Coverage-triggering "occurrence." Applying Minnesota’s rules for interpreting insurance policies and considering the policies’ unambiguous terms, the appellate panel instructed that when a defective "lot" of goods or products is involved, the claims are consolidated into a single "occurrence" deemed to occur on the date the insured first received notice of the injury during the policy period. Damage that takes place across multiple policy periods is to be combined into a single "occurrence" so long as it arises out of and is attributable directly or indirectly to the continuous, repeated, or related exposure to substantially the same general conditions affecting one lot of goods or products manufactured, sold, handled or distributed by the insured or others trading under the insured’s name.

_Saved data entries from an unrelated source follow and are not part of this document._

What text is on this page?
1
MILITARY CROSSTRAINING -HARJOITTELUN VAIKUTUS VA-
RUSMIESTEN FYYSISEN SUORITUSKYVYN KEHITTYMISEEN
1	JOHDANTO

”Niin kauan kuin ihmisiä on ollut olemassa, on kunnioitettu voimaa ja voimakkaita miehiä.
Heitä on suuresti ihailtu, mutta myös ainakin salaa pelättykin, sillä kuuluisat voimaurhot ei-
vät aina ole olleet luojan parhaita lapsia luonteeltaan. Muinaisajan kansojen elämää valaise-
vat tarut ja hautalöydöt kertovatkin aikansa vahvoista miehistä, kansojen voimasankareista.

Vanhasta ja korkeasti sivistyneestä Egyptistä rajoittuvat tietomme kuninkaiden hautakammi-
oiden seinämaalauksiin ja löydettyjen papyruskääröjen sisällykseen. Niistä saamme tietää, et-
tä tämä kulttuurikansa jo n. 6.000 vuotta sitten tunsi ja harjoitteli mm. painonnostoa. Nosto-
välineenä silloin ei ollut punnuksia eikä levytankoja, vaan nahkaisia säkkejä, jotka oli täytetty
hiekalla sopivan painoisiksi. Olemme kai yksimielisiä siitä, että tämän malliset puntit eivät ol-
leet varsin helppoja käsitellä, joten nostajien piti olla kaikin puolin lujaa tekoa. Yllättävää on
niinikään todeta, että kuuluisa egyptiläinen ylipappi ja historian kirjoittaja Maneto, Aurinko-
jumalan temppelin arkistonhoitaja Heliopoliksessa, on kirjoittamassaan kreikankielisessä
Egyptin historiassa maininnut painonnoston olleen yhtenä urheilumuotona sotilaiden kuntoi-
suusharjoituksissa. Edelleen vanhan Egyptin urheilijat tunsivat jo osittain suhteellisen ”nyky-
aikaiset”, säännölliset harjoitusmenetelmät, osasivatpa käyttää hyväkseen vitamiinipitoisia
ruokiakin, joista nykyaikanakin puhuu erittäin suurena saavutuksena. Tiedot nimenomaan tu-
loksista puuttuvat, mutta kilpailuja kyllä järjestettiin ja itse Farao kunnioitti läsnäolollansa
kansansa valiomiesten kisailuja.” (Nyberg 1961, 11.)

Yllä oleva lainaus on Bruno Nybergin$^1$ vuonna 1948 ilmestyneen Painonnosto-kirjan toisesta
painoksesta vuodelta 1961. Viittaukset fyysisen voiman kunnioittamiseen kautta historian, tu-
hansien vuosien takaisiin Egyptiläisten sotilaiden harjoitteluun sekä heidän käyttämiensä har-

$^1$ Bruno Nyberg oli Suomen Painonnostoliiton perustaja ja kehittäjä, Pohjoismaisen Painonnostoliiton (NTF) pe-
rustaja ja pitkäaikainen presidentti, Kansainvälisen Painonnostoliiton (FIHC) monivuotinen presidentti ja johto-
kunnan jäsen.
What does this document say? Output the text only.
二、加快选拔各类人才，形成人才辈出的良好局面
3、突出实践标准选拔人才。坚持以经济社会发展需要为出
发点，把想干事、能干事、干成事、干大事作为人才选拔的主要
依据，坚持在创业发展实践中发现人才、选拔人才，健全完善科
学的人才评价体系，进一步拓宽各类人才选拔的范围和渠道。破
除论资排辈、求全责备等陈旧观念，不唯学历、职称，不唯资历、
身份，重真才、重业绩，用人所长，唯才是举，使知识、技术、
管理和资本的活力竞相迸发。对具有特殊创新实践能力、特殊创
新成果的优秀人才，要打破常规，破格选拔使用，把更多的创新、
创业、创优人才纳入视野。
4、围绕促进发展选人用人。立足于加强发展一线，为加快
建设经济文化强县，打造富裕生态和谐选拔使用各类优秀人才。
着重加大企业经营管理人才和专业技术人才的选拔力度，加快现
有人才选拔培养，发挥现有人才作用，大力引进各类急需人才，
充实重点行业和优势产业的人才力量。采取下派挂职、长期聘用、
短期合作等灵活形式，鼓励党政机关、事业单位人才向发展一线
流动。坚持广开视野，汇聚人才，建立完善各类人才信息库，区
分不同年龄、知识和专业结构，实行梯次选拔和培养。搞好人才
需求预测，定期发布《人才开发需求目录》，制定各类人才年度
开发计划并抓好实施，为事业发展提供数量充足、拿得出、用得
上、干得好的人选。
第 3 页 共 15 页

Definition of "lot." Furthermore, Federal did not establish that the trial court erred in making the "lot" determination. The duct manufacturer makes unique products tailored to individual companies like the truck maker, and a "lot" applied to each type of unique product designed and manufactured by Donaldson. There were two different types of ducts uniquely designed for the at-issue trucks; therefore, two "lots" were implicated for purposes of insurance coverage, the panel held.

Time period of coverage. As for Federal’s argument that the trial court erred in entering judgment against it because the injuries implicated in the underlying settlement did not all factually occur during the period of the 1999-2000 umbrella policy, the umbrella policy was a so-called "follow form" policy that incorporated the terms and conditions of AIG’s underlying CGL policy, including the CGL policy’s endorsements, with two limited exceptions: (1) "any contrary provision contained in [the Federal] policy" or (2) "any provision in [the Federal] policy for which a similar provision is not contained in [the AIG policy]." Consequently, because the umbrella policy was not inconsistent with the CGL policy, the appeals court refused to read an implied invalidation of the Batch Clause Endorsement into the umbrella policy. A decision that required actual injury to occur during the policy period would contradict the plain language of the Batch Clause Endorsement, the panel reasoned.

The case is No. 18-1063.

Attorneys: Matthew J. Fink (Nicolaides Fink Thorpe Michaelides Sullivan LLP) for National Union Fire Insurance Company of Pittsburgh, PA. Sarah Elisabeth Bushnell (Arthur & Chapman) for Federal Insurance Co.

Companies: Donaldson Co., Inc; AIG Property Casualty U.S., Inc.; National Union Fire Insurance Co. of Pittsburgh, PA; American Home Assurance Co.; Federal Insurance Co.